Anti-government protesters took to the streets of Podgorica on Saturday demanding that the government resign and hold new elections.


Several hundred opposition protesters gathered in front of the parliament in Podgorica, demanding the resignation of Prime Minister Milo Djukanovic, who has held power since 1991.


Protesters carrying Serbian and Montenegrin flags shouted “Milo, thief!” and accused the governmnet of corruption, undemocratic practices and election fraud.


The pro-Russian Democratic Front alliance said the protests would continue until they achieved their goal – the resignation of the Djukanovic government, the formation of a technical government and the organization of the “first ever free and fair elections” in Montenegro.


The rally comes after crisis talks between the government and opposition over ways to organize the election failed on February 19. The talks stalled over the issue of control over the public broadcaster, RTCG.


The opposition demanded the dismissal of the director and editorial team of the television news programs, whom they accuse of biased reporting.


They also wanted the post of chief inspector in the intelligence service, the National Security Agency. Both the public TV and the security agency are considered vulnerable to abuses during election campaigns but Djukanovic’s party was not ready to give up its influence on them.


Speakers at the rally attacked three other opposition parties for not joining the protests in Podgorica.


One of the opposition leaders, Andrija Mandic, told the crowd on Saturday that there are no negotiations with PM Djukanovic except on formation transitional government.


“A few hours ago I arrived back from Russia, it is our most important international addresses but the government is building a hostile relationships with it,” he said.


The alliance strongly opposes Montenegro’s membership in NATO, and maintain close relations with Russian officials.


Joined by several student and human rights organizations, the Front began 24-hour demonstrations in September, demanding the creation of an interim government and Djukanovic’s resignation.

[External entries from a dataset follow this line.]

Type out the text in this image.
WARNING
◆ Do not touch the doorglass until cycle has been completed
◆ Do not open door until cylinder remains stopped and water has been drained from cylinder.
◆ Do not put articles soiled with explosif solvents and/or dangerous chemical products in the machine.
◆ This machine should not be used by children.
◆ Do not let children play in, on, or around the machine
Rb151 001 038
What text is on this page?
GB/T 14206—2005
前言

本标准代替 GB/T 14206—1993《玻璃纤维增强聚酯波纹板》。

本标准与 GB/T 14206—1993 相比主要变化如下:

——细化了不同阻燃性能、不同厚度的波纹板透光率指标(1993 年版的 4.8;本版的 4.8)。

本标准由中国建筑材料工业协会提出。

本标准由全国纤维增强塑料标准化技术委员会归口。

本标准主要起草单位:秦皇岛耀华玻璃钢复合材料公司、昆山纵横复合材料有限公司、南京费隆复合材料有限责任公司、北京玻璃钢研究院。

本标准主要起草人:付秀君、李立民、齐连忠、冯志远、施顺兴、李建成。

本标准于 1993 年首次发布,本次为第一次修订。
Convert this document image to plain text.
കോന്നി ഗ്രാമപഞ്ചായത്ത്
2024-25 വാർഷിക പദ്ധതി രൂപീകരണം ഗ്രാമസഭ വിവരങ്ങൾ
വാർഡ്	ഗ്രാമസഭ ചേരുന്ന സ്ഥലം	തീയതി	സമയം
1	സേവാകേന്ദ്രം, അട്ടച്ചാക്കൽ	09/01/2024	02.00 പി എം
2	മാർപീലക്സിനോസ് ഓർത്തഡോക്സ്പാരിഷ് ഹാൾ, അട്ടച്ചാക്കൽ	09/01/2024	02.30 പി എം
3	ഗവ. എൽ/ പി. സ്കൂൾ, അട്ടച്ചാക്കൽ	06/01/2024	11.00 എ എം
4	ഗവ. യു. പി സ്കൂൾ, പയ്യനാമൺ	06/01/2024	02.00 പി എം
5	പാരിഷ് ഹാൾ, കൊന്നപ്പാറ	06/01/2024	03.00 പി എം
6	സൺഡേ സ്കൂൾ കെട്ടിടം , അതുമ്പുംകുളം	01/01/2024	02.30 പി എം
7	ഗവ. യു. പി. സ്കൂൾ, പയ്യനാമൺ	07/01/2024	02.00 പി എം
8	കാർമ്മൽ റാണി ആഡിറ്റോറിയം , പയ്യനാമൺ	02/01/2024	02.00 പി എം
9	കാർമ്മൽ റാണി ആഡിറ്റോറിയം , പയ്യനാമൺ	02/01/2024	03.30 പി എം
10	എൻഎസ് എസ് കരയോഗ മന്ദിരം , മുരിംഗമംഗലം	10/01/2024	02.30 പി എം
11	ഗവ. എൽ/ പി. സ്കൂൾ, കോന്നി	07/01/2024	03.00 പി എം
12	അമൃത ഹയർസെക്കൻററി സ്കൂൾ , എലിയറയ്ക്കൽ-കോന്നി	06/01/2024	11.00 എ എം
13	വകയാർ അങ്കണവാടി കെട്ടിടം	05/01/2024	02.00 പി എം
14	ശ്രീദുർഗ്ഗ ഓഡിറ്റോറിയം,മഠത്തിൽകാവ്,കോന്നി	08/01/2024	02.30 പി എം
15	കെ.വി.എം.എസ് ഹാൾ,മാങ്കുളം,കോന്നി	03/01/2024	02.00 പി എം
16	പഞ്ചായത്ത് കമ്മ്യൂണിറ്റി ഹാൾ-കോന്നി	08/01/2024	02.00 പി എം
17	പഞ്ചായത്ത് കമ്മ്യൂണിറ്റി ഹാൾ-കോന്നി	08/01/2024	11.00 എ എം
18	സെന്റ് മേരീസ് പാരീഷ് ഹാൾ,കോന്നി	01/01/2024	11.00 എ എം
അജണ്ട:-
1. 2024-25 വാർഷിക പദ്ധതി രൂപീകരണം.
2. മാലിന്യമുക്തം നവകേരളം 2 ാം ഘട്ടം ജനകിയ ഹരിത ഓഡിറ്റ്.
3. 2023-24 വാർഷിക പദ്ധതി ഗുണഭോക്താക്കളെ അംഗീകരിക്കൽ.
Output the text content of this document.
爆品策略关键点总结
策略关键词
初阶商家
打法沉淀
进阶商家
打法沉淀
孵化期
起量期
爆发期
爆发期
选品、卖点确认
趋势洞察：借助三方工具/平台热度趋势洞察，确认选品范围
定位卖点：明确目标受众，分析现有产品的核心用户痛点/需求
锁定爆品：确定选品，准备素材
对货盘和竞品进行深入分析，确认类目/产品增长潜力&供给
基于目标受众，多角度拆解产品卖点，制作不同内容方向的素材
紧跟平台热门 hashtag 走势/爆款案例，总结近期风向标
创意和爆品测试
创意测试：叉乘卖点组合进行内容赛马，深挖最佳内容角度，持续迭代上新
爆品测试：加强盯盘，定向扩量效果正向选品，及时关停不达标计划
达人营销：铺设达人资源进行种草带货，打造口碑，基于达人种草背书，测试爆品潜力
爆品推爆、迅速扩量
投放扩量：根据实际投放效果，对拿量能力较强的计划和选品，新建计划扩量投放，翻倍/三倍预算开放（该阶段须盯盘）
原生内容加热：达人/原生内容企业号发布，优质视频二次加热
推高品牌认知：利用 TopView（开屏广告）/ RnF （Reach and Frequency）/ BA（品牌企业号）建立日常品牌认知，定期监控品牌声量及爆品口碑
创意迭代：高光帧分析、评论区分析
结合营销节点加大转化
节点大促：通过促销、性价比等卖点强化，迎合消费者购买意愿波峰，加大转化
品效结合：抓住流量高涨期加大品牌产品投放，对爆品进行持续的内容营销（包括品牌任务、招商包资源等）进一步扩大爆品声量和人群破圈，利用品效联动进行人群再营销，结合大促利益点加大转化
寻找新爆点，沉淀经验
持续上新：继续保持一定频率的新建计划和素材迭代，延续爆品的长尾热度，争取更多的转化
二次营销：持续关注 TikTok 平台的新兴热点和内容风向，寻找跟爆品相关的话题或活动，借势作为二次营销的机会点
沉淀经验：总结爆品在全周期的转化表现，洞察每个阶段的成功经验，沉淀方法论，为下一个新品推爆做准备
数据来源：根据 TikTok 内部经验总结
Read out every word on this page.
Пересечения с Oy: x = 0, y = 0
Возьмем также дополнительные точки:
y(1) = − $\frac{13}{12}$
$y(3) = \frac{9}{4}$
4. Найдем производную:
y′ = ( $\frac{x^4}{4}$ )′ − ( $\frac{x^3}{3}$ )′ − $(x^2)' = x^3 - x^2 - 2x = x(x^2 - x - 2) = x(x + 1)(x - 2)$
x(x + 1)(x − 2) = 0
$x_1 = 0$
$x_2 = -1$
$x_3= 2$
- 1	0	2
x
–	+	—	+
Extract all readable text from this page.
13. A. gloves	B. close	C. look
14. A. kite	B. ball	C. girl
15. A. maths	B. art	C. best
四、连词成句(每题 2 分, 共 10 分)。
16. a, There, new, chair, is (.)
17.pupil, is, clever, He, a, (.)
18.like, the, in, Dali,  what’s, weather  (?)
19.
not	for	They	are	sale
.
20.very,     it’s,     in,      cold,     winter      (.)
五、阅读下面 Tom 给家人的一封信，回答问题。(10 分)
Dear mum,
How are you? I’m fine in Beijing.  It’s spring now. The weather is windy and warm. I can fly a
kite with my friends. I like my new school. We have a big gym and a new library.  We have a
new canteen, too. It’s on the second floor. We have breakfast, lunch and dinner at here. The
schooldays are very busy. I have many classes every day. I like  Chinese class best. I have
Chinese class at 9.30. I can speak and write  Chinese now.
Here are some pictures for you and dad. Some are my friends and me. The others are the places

The protest first turned violent on October 17, when police fired tear gas to disband the crowds. More violence broke out on Saturday 24, after opposition MPs attempted to enter the parliament but were prevented from doing so by police.


Montenegro’s current government was elected on December 2012. It comprises Djukanovic’s Democratic Party of Socialists, the Social Democratic Party, and three ethnic minority parties. Regular general elections are not due till next autumn.